Server Side in PHP using ECB - DES_EDE3
=========================================

// $MyBase64EncodedSecretString will receive/store the encrypted string which will also be base64Encoded for HTTP protocol convenience

$key = "012345678901234567890123";
$iv = "01234567";

// Set up an "encryption" descriptor. This is basically just an object that
// encapsulates the encryption algorithm. 'tripledes' is the name of the
// algorithm, which is simply the DES algorithm done three times back to
// back. 'ecb' describes how to encrypt different blocks. See, DES
// actually only encrypts 8-byte blocks at a time. To encrypt more than 8
// bytes of data, you break the data up into 8-byte chunks (padding the
// last chunk with NULL, if need be), and then encrypt each block
// individually. Now, ECB (which stands for "Electronic Code Book", for
// whatever that's worth) means that each 8-byte block is encrypted
// independently. This has pros and cons that I don't care to discuss.
// The other option is CBC ("Cipher Block Chaining") which links the blocks,
// such as by XORing each block with the encrypted result of the previous
// block. Security geeks probably really get excited about this, but for my
// needs, I don't really care.
$td = mcrypt_module_open( 'tripledes', '', 'ecb', '' );
mcrypt_generic_init( $td, $key, $iv );

// Grab some interesting data from the descriptor.
// $maxKeySize = 24, meaning 24 bytes
// $maxIVSize = 8, meaning 8 bytes
$maxKeySize = mcrypt_enc_get_key_size( $td );
$maxIVSize = mcrypt_enc_get_iv_size( $td );
//echo "maxKeySize=$maxKeySize, maxIVSize=$maxIVSize\n";

// let's decrypt it and verify the result. Because DES pads
// the end of the original block with NULL bytes, let's trim those off to
// create the final result.
$MyEncodedSecretString = base64_decode( $MyBase64EncodedSecretString );
$MyDecodedString = rtrim( mdecrypt_generic( $td, $MyEncodedSecretString ), "\0" );

// And finally, clean up the encryption object
mcrypt_generic_deinit($td);
mcrypt_module_close($td);


Client Side Stronger Encryption using RSA
=========================================

First you will need to generate a public/private key pair using crypto++ keygen console application then your client code should be something like

// Client Side Using RSA
#include "cryptlib.h"
#include "rsa.h"
#include "hex.h"
#include "randpool.h"
#include "filesource.h"

CString MyNotverySecretStringInMemory;
CString MySensitiveData;
char pubFilename[128];
char seed[1024], message[1024];

// MAX = 19999991
strcpy(seed,"12345");

CString tmpPath;
TCHAR appPath[MAX_PATH];
::GetModuleFileName(NULL,appPath,MAX_PATH);

tmpPath = appPath;
tmpPath = tmpPath.Left(tmpPath.ReverseFind('\\')+1);
tmpPath += "public.key"; // 1024 key length for higher security.

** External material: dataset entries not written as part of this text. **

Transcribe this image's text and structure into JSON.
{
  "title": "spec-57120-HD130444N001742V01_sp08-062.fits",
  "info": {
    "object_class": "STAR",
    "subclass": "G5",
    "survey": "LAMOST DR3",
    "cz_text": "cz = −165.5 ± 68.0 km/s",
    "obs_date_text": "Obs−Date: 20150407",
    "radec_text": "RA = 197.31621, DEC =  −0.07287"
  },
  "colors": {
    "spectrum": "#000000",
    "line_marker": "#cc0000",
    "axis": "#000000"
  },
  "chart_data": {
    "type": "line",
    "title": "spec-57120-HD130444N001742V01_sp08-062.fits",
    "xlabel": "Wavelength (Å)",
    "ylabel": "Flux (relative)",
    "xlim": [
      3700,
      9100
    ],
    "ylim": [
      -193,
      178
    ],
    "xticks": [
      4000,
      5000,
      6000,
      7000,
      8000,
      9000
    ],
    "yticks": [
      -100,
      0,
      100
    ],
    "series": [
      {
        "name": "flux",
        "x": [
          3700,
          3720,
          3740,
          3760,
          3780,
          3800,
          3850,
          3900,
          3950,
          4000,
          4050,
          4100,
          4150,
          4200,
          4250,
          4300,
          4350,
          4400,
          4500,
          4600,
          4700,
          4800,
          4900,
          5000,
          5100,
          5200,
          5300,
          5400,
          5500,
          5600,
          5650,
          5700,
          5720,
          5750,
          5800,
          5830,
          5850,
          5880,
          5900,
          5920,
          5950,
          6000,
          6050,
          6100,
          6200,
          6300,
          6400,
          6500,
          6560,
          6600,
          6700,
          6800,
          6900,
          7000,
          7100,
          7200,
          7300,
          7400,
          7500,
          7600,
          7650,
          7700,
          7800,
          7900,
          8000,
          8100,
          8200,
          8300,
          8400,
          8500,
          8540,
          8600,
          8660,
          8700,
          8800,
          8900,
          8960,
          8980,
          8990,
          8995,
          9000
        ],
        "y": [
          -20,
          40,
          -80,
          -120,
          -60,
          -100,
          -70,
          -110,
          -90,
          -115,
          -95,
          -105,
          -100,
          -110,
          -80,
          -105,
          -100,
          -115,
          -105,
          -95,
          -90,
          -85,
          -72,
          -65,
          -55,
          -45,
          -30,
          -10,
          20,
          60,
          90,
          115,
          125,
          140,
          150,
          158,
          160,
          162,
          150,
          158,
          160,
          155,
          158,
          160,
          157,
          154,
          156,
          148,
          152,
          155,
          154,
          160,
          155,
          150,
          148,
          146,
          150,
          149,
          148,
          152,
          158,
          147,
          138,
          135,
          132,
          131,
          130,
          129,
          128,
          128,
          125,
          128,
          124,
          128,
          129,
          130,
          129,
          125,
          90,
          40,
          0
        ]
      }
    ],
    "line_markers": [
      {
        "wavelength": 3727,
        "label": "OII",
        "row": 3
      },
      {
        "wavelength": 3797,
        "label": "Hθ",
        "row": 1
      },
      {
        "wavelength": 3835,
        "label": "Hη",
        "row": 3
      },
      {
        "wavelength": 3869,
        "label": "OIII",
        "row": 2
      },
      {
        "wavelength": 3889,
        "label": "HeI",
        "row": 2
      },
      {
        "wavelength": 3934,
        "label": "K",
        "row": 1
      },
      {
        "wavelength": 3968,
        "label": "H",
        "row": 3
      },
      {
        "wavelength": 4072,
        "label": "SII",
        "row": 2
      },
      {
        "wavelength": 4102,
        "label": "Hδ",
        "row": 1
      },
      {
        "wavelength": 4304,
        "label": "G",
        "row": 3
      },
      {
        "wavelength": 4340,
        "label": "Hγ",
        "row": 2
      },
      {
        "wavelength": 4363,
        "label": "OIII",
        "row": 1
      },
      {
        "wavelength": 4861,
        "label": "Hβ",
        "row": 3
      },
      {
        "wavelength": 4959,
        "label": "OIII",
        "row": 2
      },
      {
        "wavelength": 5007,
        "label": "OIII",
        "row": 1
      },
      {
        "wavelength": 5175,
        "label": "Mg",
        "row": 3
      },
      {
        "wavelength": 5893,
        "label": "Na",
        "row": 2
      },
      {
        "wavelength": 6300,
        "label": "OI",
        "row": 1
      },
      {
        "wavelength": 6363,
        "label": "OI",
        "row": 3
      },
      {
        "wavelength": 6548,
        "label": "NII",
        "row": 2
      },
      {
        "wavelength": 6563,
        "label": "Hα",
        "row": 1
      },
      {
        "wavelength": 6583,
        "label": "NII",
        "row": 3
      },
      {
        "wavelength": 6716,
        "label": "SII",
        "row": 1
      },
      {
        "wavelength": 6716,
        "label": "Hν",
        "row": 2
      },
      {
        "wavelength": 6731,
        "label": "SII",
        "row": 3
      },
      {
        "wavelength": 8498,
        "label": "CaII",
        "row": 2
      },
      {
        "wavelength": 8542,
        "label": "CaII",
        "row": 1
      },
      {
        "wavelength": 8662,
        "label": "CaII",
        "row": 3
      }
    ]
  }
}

strcpy(pubFilename,tmpPath.GetBuffer(0));
strcpy(message,MyNotverySecretStringInMemory.GetBuffer(0));
CryptoPP::FileSource pubFile(pubFilename, true, new CryptoPP::HexDecoder);
CryptoPP::RSAES_OAEP_SHA_Encryptor pub(pubFile);
CryptoPP::RandomPool randPool;
randPool.IncorporateEntropy((byte *)seed, strlen(seed));
std::string result;
CryptoPP::StringSource(message, true, new CryptoPP::PK_EncryptorFilter(randPool, pub, new CryptoPP::HexEncoder(new CryptoPP::StringSink(result))));
MySensitiveData.Format(_T("%s"),result.c_str());

Answer 3

Looking at the PHP manual (http://php.net/manual/en/function.mcrypt-decrypt.php), MCRYPT_RIJNDAEL_256 is different to AES_256. The first comment offers some help: http://www.php.net/manual/en/function.mcrypt-decrypt.php#105985

Caution, MCRYPT_RIJNDAEL_256 is not equivalent to AES_256.

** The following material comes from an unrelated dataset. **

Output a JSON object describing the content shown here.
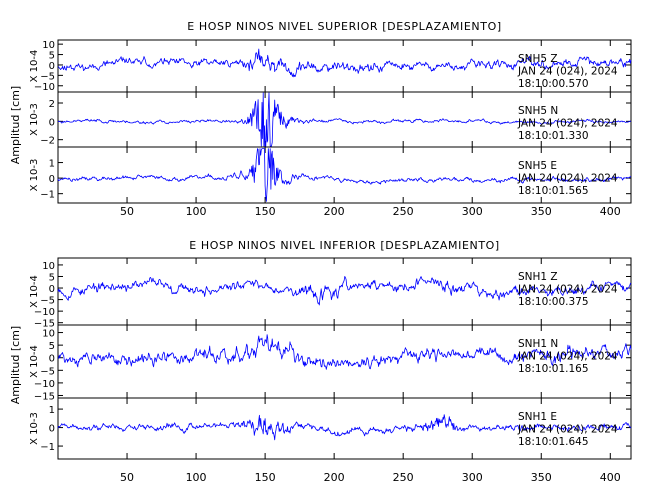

The way to make RIJNDAEL be decrypted from AES with openssl is to use MCRYPT_RIJNDAEL_128 and padd the string to encrypt before encrypting with the follwing function:

<?php 
function pkcs5_pad ($text, $blocksize) { 
    $pad = $blocksize - (strlen($text) % $blocksize); 
    return $text . str_repeat(chr($pad), $pad); 
} 
?> 

On the decryption, the choosing of AES_256 or AES_128, etc. is based on the keysize used in the crypting. In my case it was a 128bit key so I used AES_128.